The pledge was very soon to be broken. Copies of Bodington’s Essay were widely distributed to medical publications. With few exceptions, his ideas were rejected, often with scorn. As previously noted, Lancet led the way, quoting large sections of the Essay in order to mock its content. Mr Bodington’s theory of consumption is altogether novel, and far above the range of our limited powers of comprehension. (42) The British and Foreign Medical Review, the leading medical journal of its time, said Bodington had “betrayed utter ignorance of pathology, therapeutics and the English language” and accused him of writing an “elaborate advertisement of his establishment for tuberculosis patients” (43)

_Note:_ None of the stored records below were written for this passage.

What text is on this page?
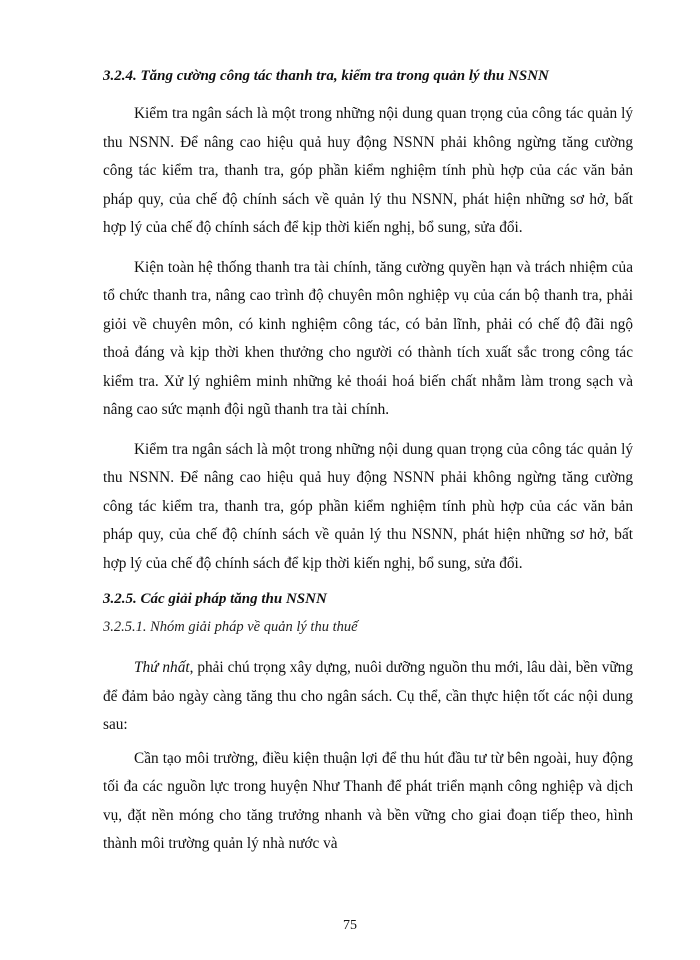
3.2.4. Tăng cường công tác thanh tra, kiểm tra trong quản lý thu NSNN

Kiểm tra ngân sách là một trong những nội dung quan trọng của công tác quản lý thu NSNN. Để nâng cao hiệu quả huy động NSNN phải không ngừng tăng cường công tác kiểm tra, thanh tra, góp phần kiểm nghiệm tính phù hợp của các văn bản pháp quy, của chế độ chính sách về quản lý thu NSNN, phát hiện những sơ hở, bất hợp lý của chế độ chính sách để kịp thời kiến nghị, bổ sung, sửa đổi.

Kiện toàn hệ thống thanh tra tài chính, tăng cường quyền hạn và trách nhiệm của tổ chức thanh tra, nâng cao trình độ chuyên môn nghiệp vụ của cán bộ thanh tra, phải giỏi về chuyên môn, có kinh nghiệm công tác, có bản lĩnh, phải có chế độ đãi ngộ thoả đáng và kịp thời khen thưởng cho người có thành tích xuất sắc trong công tác kiểm tra. Xử lý nghiêm minh những kẻ thoái hoá biến chất nhằm làm trong sạch và nâng cao sức mạnh đội ngũ thanh tra tài chính.

Kiểm tra ngân sách là một trong những nội dung quan trọng của công tác quản lý thu NSNN. Để nâng cao hiệu quả huy động NSNN phải không ngừng tăng cường công tác kiểm tra, thanh tra, góp phần kiểm nghiệm tính phù hợp của các văn bản pháp quy, của chế độ chính sách về quản lý thu NSNN, phát hiện những sơ hở, bất hợp lý của chế độ chính sách để kịp thời kiến nghị, bổ sung, sửa đổi.

3.2.5. Các giải pháp tăng thu NSNN
3.2.5.1. Nhóm giải pháp về quản lý thu thuế

Thứ nhất, phải chú trọng xây dựng, nuôi dưỡng nguồn thu mới, lâu dài, bền vững để đảm bảo ngày càng tăng thu cho ngân sách. Cụ thể, cần thực hiện tốt các nội dung sau:

Cần tạo môi trường, điều kiện thuận lợi để thu hút đầu tư từ bên ngoài, huy động tối đa các nguồn lực trong huyện Như Thanh để phát triển mạnh công nghiệp và dịch vụ, đặt nền móng cho tăng trưởng nhanh và bền vững cho giai đoạn tiếp theo, hình thành môi trường quản lý nhà nước và

75
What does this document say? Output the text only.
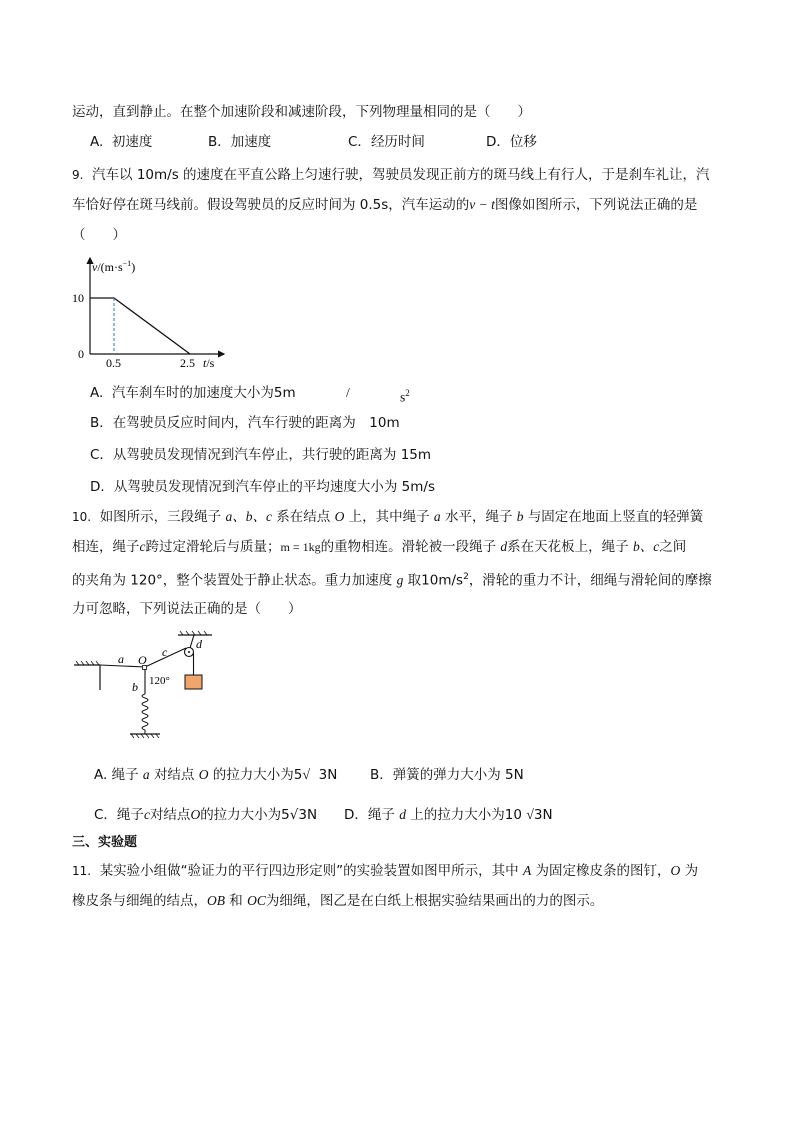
运动，直到静止。在整个加速阶段和减速阶段，下列物理量相同的是（　　）
A. 初速度	B．加速度	C．经历时间	D．位移
9. 汽车以 10m/s 的速度在平直公路上匀速行驶，驾驶员发现正前方的斑马线上有行人，于是刹车礼让，汽
车恰好停在斑马线前。假设驾驶员的反应时间为 0.5s，汽车运动的v − t图像如图所示，下列说法正确的是
（　　）
$v/(m\cdot s^{-1})$
10
0
0.5	2.5 t/s
A. 汽车刹车时的加速度大小为5m	/	$s^2$
B．在驾驶员反应时间内，汽车行驶的距离为　10m
C．从驾驶员发现情况到汽车停止，共行驶的距离为 15m
D．从驾驶员发现情况到汽车停止的平均速度大小为 5m/s
10. 如图所示，三段绳子 a、b、c 系在结点 O 上，其中绳子 a 水平，绳子 b 与固定在地面上竖直的轻弹簧
相连，绳子c跨过定滑轮后与质量；m = 1kg的重物相连。滑轮被一段绳子 d系在天花板上，绳子 b、c之间
的夹角为 120°，整个装置处于静止状态。重力加速度 g 取$10m/s^2$，滑轮的重力不计，细绳与滑轮间的摩擦
力可忽略，下列说法正确的是（　　）
a O
c
d
b 120°
A. 绳子 a 对结点 O 的拉力大小为5√ 3N B．弹簧的弹力大小为 5N
C．绳子c对结点O的拉力大小为5√3N D．绳子 d 上的拉力大小为10 √3N
三、实验题
11. 某实验小组做“验证力的平行四边形定则”的实验装置如图甲所示，其中 A 为固定橡皮条的图钉，O 为
橡皮条与细绳的结点，OB 和 OC为细绳，图乙是在白纸上根据实验结果画出的力的图示。
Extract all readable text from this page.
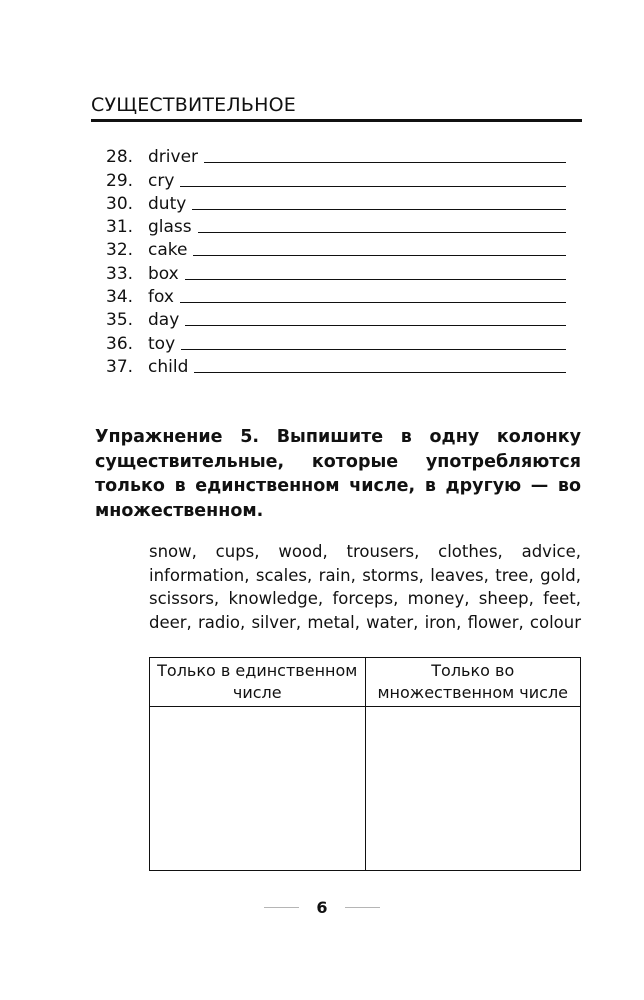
СУЩЕСТВИТЕЛЬНОЕ
28. driver
29. cry
30. duty
31. glass
32. cake
33. box
34. fox
35. day
36. toy
37. child
Упражнение 5. Выпишите в одну колонку существительные, которые употребляются только в единственном числе, в другую — во множественном.
snow, cups, wood, trousers, clothes, advice,
information, scales, rain, storms, leaves, tree, gold,
scissors, knowledge, forceps, money, sheep, feet,
deer, radio, silver, metal, water, iron, flower, colour
Только в единственном числе	Только во множественном числе

6
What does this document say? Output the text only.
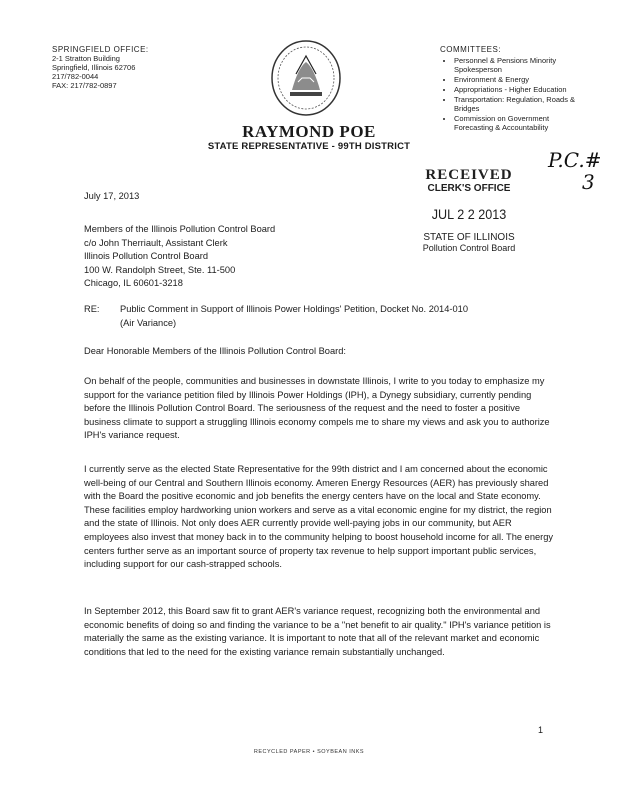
SPRINGFIELD OFFICE:
2-1 Stratton Building
Springfield, Illinois 62706
217/782-0044
FAX: 217/782-0897
COMMITTEES:
• Personnel & Pensions Minority Spokesperson
• Environment & Energy
• Appropriations - Higher Education
• Transportation: Regulation, Roads & Bridges
• Commission on Government Forecasting & Accountability
RAYMOND POE
STATE REPRESENTATIVE - 99TH DISTRICT
P.C.#
3
RECEIVED
CLERK'S OFFICE
JUL 2 2 2013
STATE OF ILLINOIS
Pollution Control Board
July 17, 2013
Members of the Illinois Pollution Control Board
c/o John Therriault, Assistant Clerk
Illinois Pollution Control Board
100 W. Randolph Street, Ste. 11-500
Chicago, IL 60601-3218
RE: Public Comment in Support of Illinois Power Holdings' Petition, Docket No. 2014-010
(Air Variance)
Dear Honorable Members of the Illinois Pollution Control Board:
On behalf of the people, communities and businesses in downstate Illinois, I write to you today to emphasize my support for the variance petition filed by Illinois Power Holdings (IPH), a Dynegy subsidiary, currently pending before the Illinois Pollution Control Board. The seriousness of the request and the need to foster a positive business climate to support a struggling Illinois economy compels me to share my views and ask you to authorize IPH's variance request.
I currently serve as the elected State Representative for the 99th district and I am concerned about the economic well-being of our Central and Southern Illinois economy. Ameren Energy Resources (AER) has previously shared with the Board the positive economic and job benefits the energy centers have on the local and State economy. These facilities employ hardworking union workers and serve as a vital economic engine for my district, the region and the state of Illinois. Not only does AER currently provide well-paying jobs in our community, but AER employees also invest that money back in to the community helping to boost household income for all. The energy centers further serve as an important source of property tax revenue to help support important public services, including support for our cash-strapped schools.
In September 2012, this Board saw fit to grant AER's variance request, recognizing both the environmental and economic benefits of doing so and finding the variance to be a "net benefit to air quality." IPH's variance petition is materially the same as the existing variance. It is important to note that all of the relevant market and economic conditions that led to the need for the existing variance remain substantially unchanged.
1
RECYCLED PAPER • SOYBEAN INKS
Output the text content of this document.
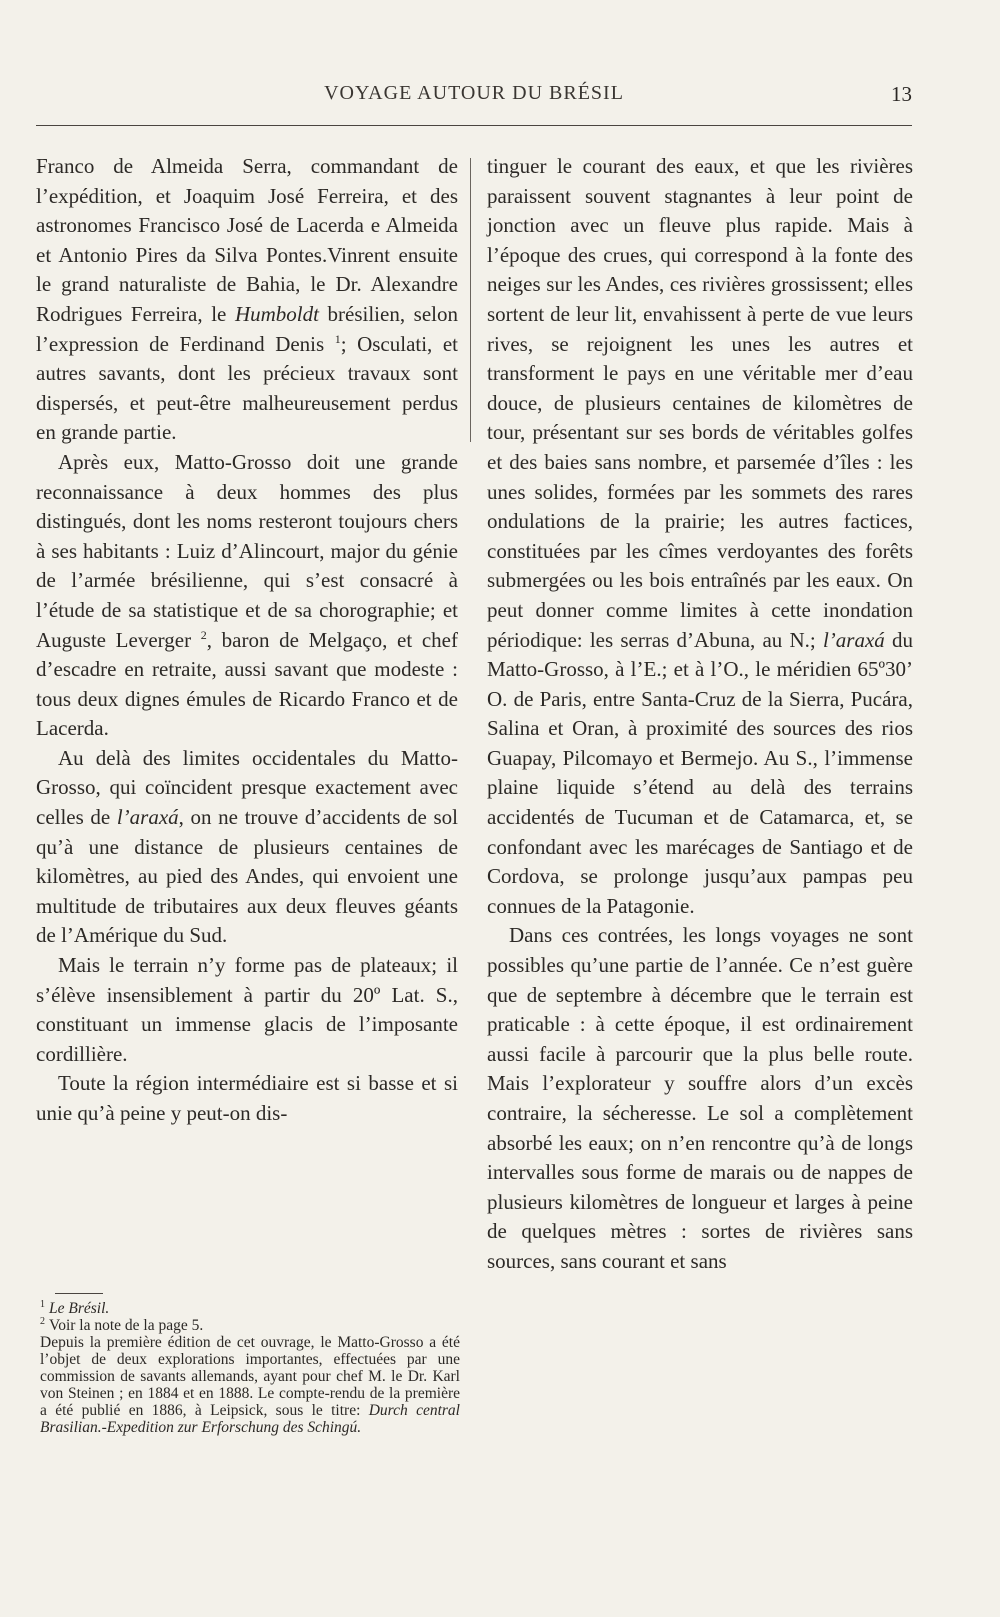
VOYAGE AUTOUR DU BRÉSIL	13

Franco de Almeida Serra, commandant de l’expédition, et Joaquim José Ferreira, et des astronomes Francisco José de Lacerda e Almeida et Antonio Pires da Silva Pontes.Vinrent ensuite le grand naturaliste de Bahia, le Dr. Alexandre Rodrigues Ferreira, le Humboldt brésilien, selon l’expression de Ferdinand Denis $^1$; Osculati, et autres savants, dont les précieux travaux sont dispersés, et peut-être malheureusement perdus en grande partie.

Après eux, Matto-Grosso doit une grande reconnaissance à deux hommes des plus distingués, dont les noms resteront toujours chers à ses habitants : Luiz d’Alincourt, major du génie de l’armée brésilienne, qui s’est consacré à l’étude de sa statistique et de sa chorographie; et Auguste Leverger $^2$, baron de Melgaço, et chef d’escadre en retraite, aussi savant que modeste : tous deux dignes émules de Ricardo Franco et de Lacerda.

Au delà des limites occidentales du Matto-Grosso, qui coïncident presque exactement avec celles de l’araxá, on ne trouve d’accidents de sol qu’à une distance de plusieurs centaines de kilomètres, au pied des Andes, qui envoient une multitude de tributaires aux deux fleuves géants de l’Amérique du Sud.

Mais le terrain n’y forme pas de plateaux; il s’élève insensiblement à partir du 20º Lat. S., constituant un immense glacis de l’imposante cordillière.

Toute la région intermédiaire est si basse et si unie qu’à peine y peut-on dis-

$^1$ Le Brésil.

$^2$ Voir la note de la page 5.

Depuis la première édition de cet ouvrage, le Matto-Grosso a été l’objet de deux explorations importantes, effectuées par une commission de savants allemands, ayant pour chef M. le Dr. Karl von Steinen ; en 1884 et en 1888. Le compte-rendu de la première a été publié en 1886, à Leipsick, sous le titre: Durch central Brasilian.-Expedition zur Erforschung des Schingú.

tinguer le courant des eaux, et que les rivières paraissent souvent stagnantes à leur point de jonction avec un fleuve plus rapide. Mais à l’époque des crues, qui correspond à la fonte des neiges sur les Andes, ces rivières grossissent; elles sortent de leur lit, envahissent à perte de vue leurs rives, se rejoignent les unes les autres et transforment le pays en une véritable mer d’eau douce, de plusieurs centaines de kilomètres de tour, présentant sur ses bords de véritables golfes et des baies sans nombre, et parsemée d’îles : les unes solides, formées par les sommets des rares ondulations de la prairie; les autres factices, constituées par les cîmes verdoyantes des forêts submergées ou les bois entraînés par les eaux. On peut donner comme limites à cette inondation périodique: les serras d’Abuna, au N.; l’araxá du Matto-Grosso, à l’E.; et à l’O., le méridien 65º30’ O. de Paris, entre Santa-Cruz de la Sierra, Pucára, Salina et Oran, à proximité des sources des rios Guapay, Pilcomayo et Bermejo. Au S., l’immense plaine liquide s’étend au delà des terrains accidentés de Tucuman et de Catamarca, et, se confondant avec les marécages de Santiago et de Cordova, se prolonge jusqu’aux pampas peu connues de la Patagonie.

Dans ces contrées, les longs voyages ne sont possibles qu’une partie de l’année. Ce n’est guère que de septembre à décembre que le terrain est praticable : à cette époque, il est ordinairement aussi facile à parcourir que la plus belle route. Mais l’explorateur y souffre alors d’un excès contraire, la sécheresse. Le sol a complètement absorbé les eaux; on n’en rencontre qu’à de longs intervalles sous forme de marais ou de nappes de plusieurs kilomètres de longueur et larges à peine de quelques mètres : sortes de rivières sans sources, sans courant et sans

It is hard in the modern age to credit the hostility that Bodington received for proposing what later became the accepted treatment for TB. (Lancet’s review may have shaken him even more than other comments because a young, radical surgeon, Thomas Wakley, had founded that journal. As a reforming Member of Parliament, Wakley devoted his life to attacking established views and promoting medical and social improvements.)
In attempting to understand Bodington’s critics, we cannot ignore his own status. He was relatively young and did not have a higher medical qualification at this time. In the 1830s, Sutton Coldfield was a relatively unknown and mainly rural area with a population of less than 4,000. It was not difficult to write Bodington off as merely “a village doctor.” He also seems to have worked on his own, without any known support from other medical associates. The reaction of Bodington’s own family, when he wanted to treat his niece, showed the strength of hostility to his ideas, even from close relatives. He had presented his Essay without independent verification and his conclusions were based on the treatment of only six patients. Lancet was too easily able to complain that “we are ... at a loss to conceive upon what hitherto unknown facts Mr Bodington has built up his castle.”(44)
In a curious and rather paradoxical way, it can be argued that Bodington’s later fame, and his honoured place in the history of medicine, was helped rather than destroyed by the publicity and even the scathing reviews. If the Essay had not been published and so widely reviewed, the details of his discoveries and successful treatments would probably have been ignored and forgotten. By the mid 1850s, when others were beginning to develop fresh air treatment strategies (probably independently). In Germany, Herman Brehmer was pioneering sanatorium treatments, as was Dr Edward Trudeau at Saranac Lake, New York in the 1890s. Both men operated on recognisably the same principles as Bodington. In the late 1850s, Bodington’s Essay was rediscovered and republished. (45) When later years, Robert Koch, a German microbiologist claimed to have pioneered the “sanatorium” method of treating TB, Bodington’s friends destroyed his claims by sending a copy of his Essay to The Times newspaper. (46)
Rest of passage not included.